Spectrum of a ring is irreducible if and only if nilradical is prime (Atiyah-Macdonald, Exercise 1.19)
I think the open sets definition of irreducibility is easier to work with. You should show these useful facts about $Spec(A)$: the sets $D(f) = \{\mathfrak{p} \in Spec(A) : f \notin \mathfrak{p}\}$ form a basis of the topology of the spectrum, and $D(f) \cap D(g) = D(fg)$. Then we suppose that $f \notin Nil(A)$ and $g \notin Nil(A)$. This means that $D(f)$ and $D(g)$ are then nonempty open sets, and so if $Spec(A)$ is irreducible, their intersection $D(fg)$ is nonempty.
We suppose that the nilradical is not prime and show that $\operatorname{Spec} A$ is reducible.
Let $\mathcal{N}$ be the nilradical of $A$. Suppose that $\mathcal{N}$ is not prime. Then there exist elements $a,b \in A$ such that $a,b \not\in \mathcal{N}$ but $ab \in \mathcal{N}$. Recall that $\operatorname{Spec} A = V(\mathcal{N})$ and $\mathcal{N} = \bigcap_{P \in \operatorname{Spec} A} P$. Next, define the sets $S_a = \left\{P \in \operatorname{Spec} A: \, a \in P \right\}$ and $S_b = \left\{P \in \operatorname{Spec} A: \, b \in P \right\}$. Notice that $S_a$ is non-empty (otherwise $b \in \mathcal{N}$) and proper subset of $\operatorname{Spec} A$ (otherwise $a \in \mathcal{N}$). Similarly for $S_b$. Writing $\mathcal{N} = \left(\bigcap_{P \in S_a} P \right) \cap \left(\bigcap_{P \in S_a^c} P\right)$, we have that $\operatorname{Spec}A = V(\mathcal{N}) = V\left(\bigcap_{P \in S_a} P \right) \cup V\left(\bigcap_{P \in S_a^c} P \right)$. It remains to show that $V\left(\bigcap_{P \in S_a} P \right)$ and $V\left(\bigcap_{P \in S_a^c} P \right)$ are proper subsets of $\operatorname{Spec}A$. Suppose that $\operatorname{Spec}A = V\left(\bigcap_{P \in S_a} P \right)$. Pick $P \in S_a^c$, then $P \in V\left(\bigcap_{P \in S_a} P \right)$ and so $a \in P$, contradiction.
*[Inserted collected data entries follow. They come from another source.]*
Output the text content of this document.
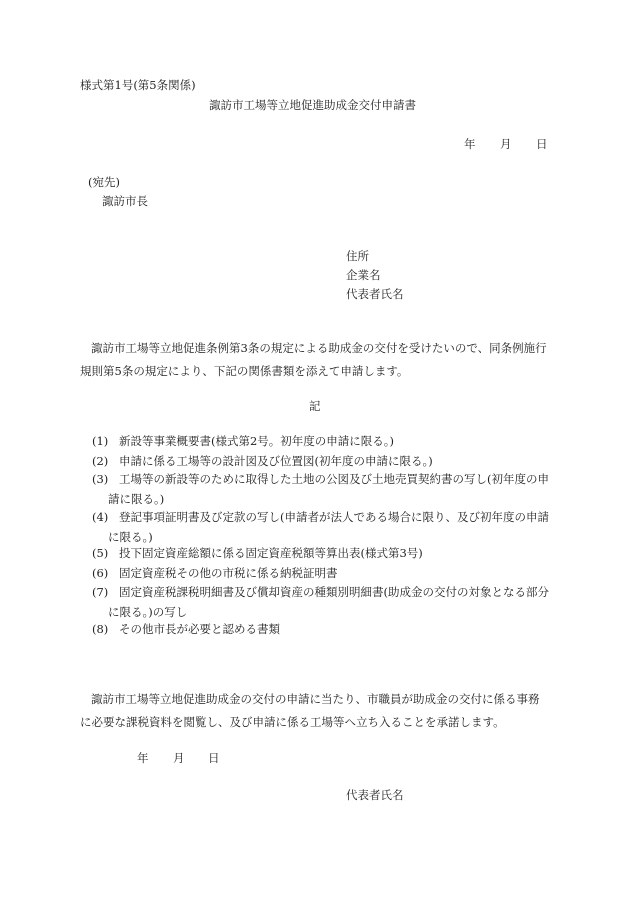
様式第1号(第5条関係)
諏訪市工場等立地促進助成金交付申請書
年 月 日
(宛先)
諏訪市長
住所
企業名
代表者氏名
諏訪市工場等立地促進条例第3条の規定による助成金の交付を受けたいので、同条例施行規則第5条の規定により、下記の関係書類を添えて申請します。
記
(1) 新設等事業概要書(様式第2号。初年度の申請に限る。)
(2) 申請に係る工場等の設計図及び位置図(初年度の申請に限る。)
(3) 工場等の新設等のために取得した土地の公図及び土地売買契約書の写し(初年度の申請に限る。)
(4) 登記事項証明書及び定款の写し(申請者が法人である場合に限り、及び初年度の申請に限る。)
(5) 投下固定資産総額に係る固定資産税額等算出表(様式第3号)
(6) 固定資産税その他の市税に係る納税証明書
(7) 固定資産税課税明細書及び償却資産の種類別明細書(助成金の交付の対象となる部分に限る。)の写し
(8) その他市長が必要と認める書類
諏訪市工場等立地促進助成金の交付の申請に当たり、市職員が助成金の交付に係る事務に必要な課税資料を閲覧し、及び申請に係る工場等へ立ち入ることを承諾します。
年 月 日
代表者氏名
Next, suppose $\operatorname{Spec}A = V\left(\bigcap_{P \in S_a^c} P \right)$. Pick $Q \in S_b^c$. Then $Q \in V\left(\bigcap_{P \in S_a^c} P \right)$. But this is a contradiction, since $S_a^c \subset S_b$, and $b \in \bigcap_{P \in S_a^c} P$.
Let us denote the nilradical by $N$. $N= \cap P$. Let us assume N is not a prime ideal for X an irreducible space. So there must exist a and b in A, such that $a, b \not \in N$ but $ab\in N$. Then $ab \in P$ for all prime ideal P in A.
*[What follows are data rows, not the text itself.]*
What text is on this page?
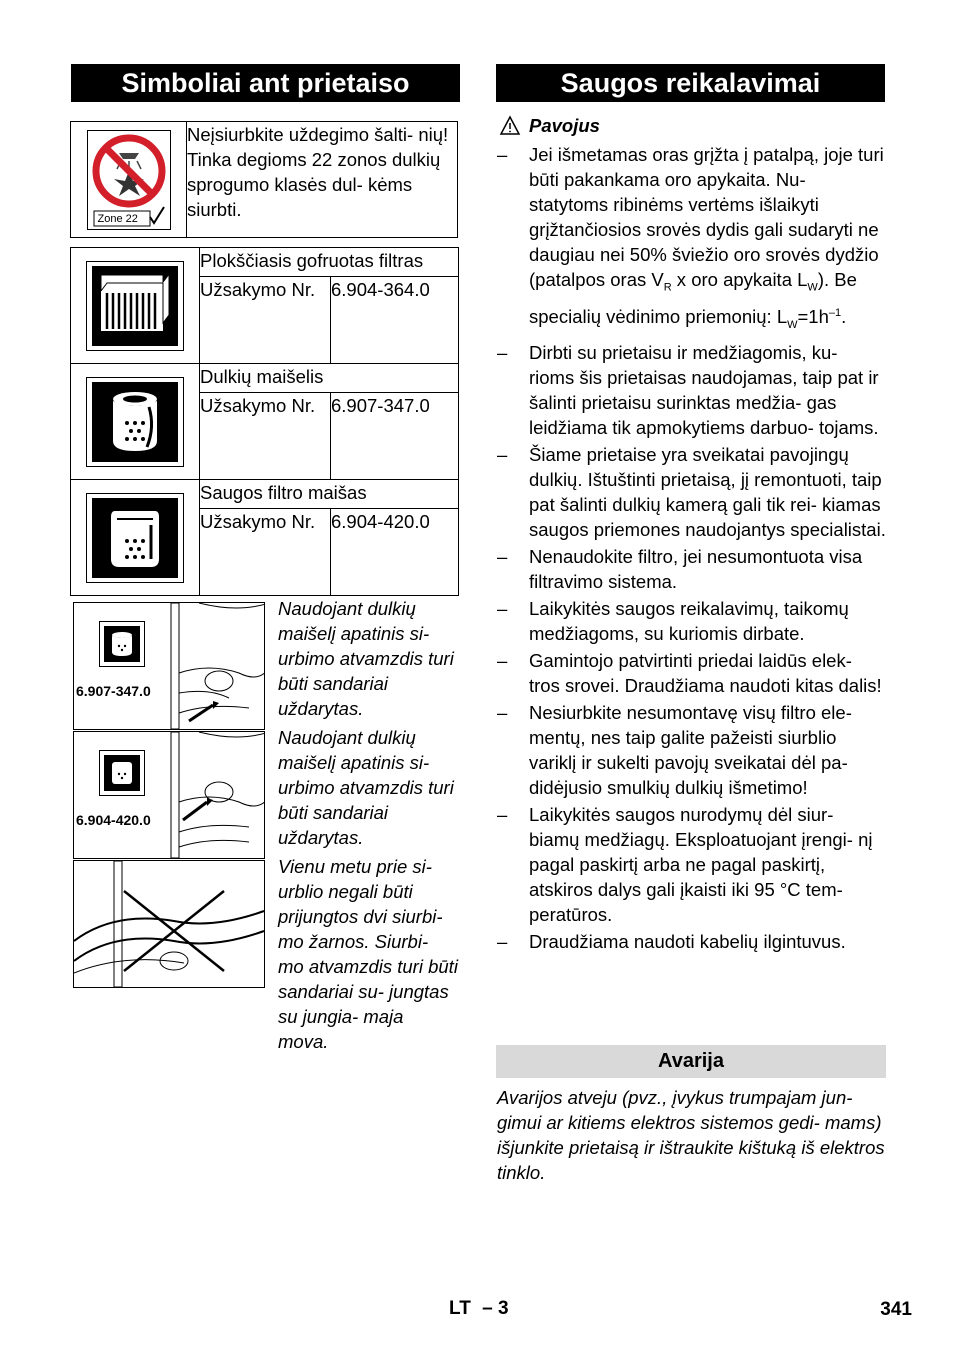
Simboliai ant prietaiso	Saugos reikalavimai
Zone 22
	Neįsiurbkite uždegimo šalti- nių! Tinka degioms 22 zonos dulkių sprogumo klasės dul- kėms siurbti.
	Plokščiasis gofruotas filtras	
	Užsakymo Nr.	6.904-364.0

	Dulkių maišelis	
	Užsakymo Nr.	6.907-347.0

	Saugos filtro maišas	
	Užsakymo Nr.	6.904-420.0
6.907-347.0
Naudojant dulkių maišelį apatinis si- urbimo atvamzdis turi būti sandariai uždarytas.
6.904-420.0
Naudojant dulkių maišelį apatinis si- urbimo atvamzdis turi būti sandariai uždarytas.
Vienu metu prie si- urblio negali būti prijungtos dvi siurbi- mo žarnos. Siurbi- mo atvamzdis turi būti sandariai su- jungtas su jungia- maja mova.
Pavojus
–	Jei išmetamas oras grįžta į patalpą, joje turi būti pakankama oro apykaita. Nu- statytoms ribinėms vertėms išlaikyti grįžtančiosios srovės dydis gali sudaryti ne daugiau nei 50% šviežio oro srovės dydžio (patalpos oras $V_R$ x oro apykaita $L_W$). Be specialių vėdinimo priemonių: $L_W=1h^{-1}$.
–	Dirbti su prietaisu ir medžiagomis, ku- rioms šis prietaisas naudojamas, taip pat ir šalinti prietaisu surinktas medžia- gas leidžiama tik apmokytiems darbuo- tojams.
–	Šiame prietaise yra sveikatai pavojingų dulkių. Ištuštinti prietaisą, jį remontuoti, taip pat šalinti dulkių kamerą gali tik rei- kiamas saugos priemones naudojantys specialistai.
–	Nenaudokite filtro, jei nesumontuota visa filtravimo sistema.
–	Laikykitės saugos reikalavimų, taikomų medžiagoms, su kuriomis dirbate.
–	Gamintojo patvirtinti priedai laidūs elek- tros srovei. Draudžiama naudoti kitas dalis!
–	Nesiurbkite nesumontavę visų filtro ele- mentų, nes taip galite pažeisti siurblio variklį ir sukelti pavojų sveikatai dėl pa- didėjusio smulkių dulkių išmetimo!
–	Laikykitės saugos nurodymų dėl siur- biamų medžiagų. Eksploatuojant įrengi- nį pagal paskirtį arba ne pagal paskirtį, atskiros dalys gali įkaisti iki 95 °C tem- peratūros.
–	Draudžiama naudoti kabelių ilgintuvus.
Avarija
Avarijos atveju (pvz., įvykus trumpajam jun- gimui ar kitiems elektros sistemos gedi- mams) išjunkite prietaisą ir ištraukite kištuką iš elektros tinklo.
LT – 3	341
Now consider $X_{a} \cap X_{b}$, which is non-empty, by the property of irreducible space. Say some prime ideal, $P_{k} \in X_{a} \cap X_{b}$, $P_{k} \not \in (X_{a} \cap X_{b})^{c}= V(a) \cup V(b)$. That means $P_{k}$ is a prime ideal that do not contain a as well as b. That imply $ab \not \in P_{k}$. Which in turn shows $ab \not \in N$.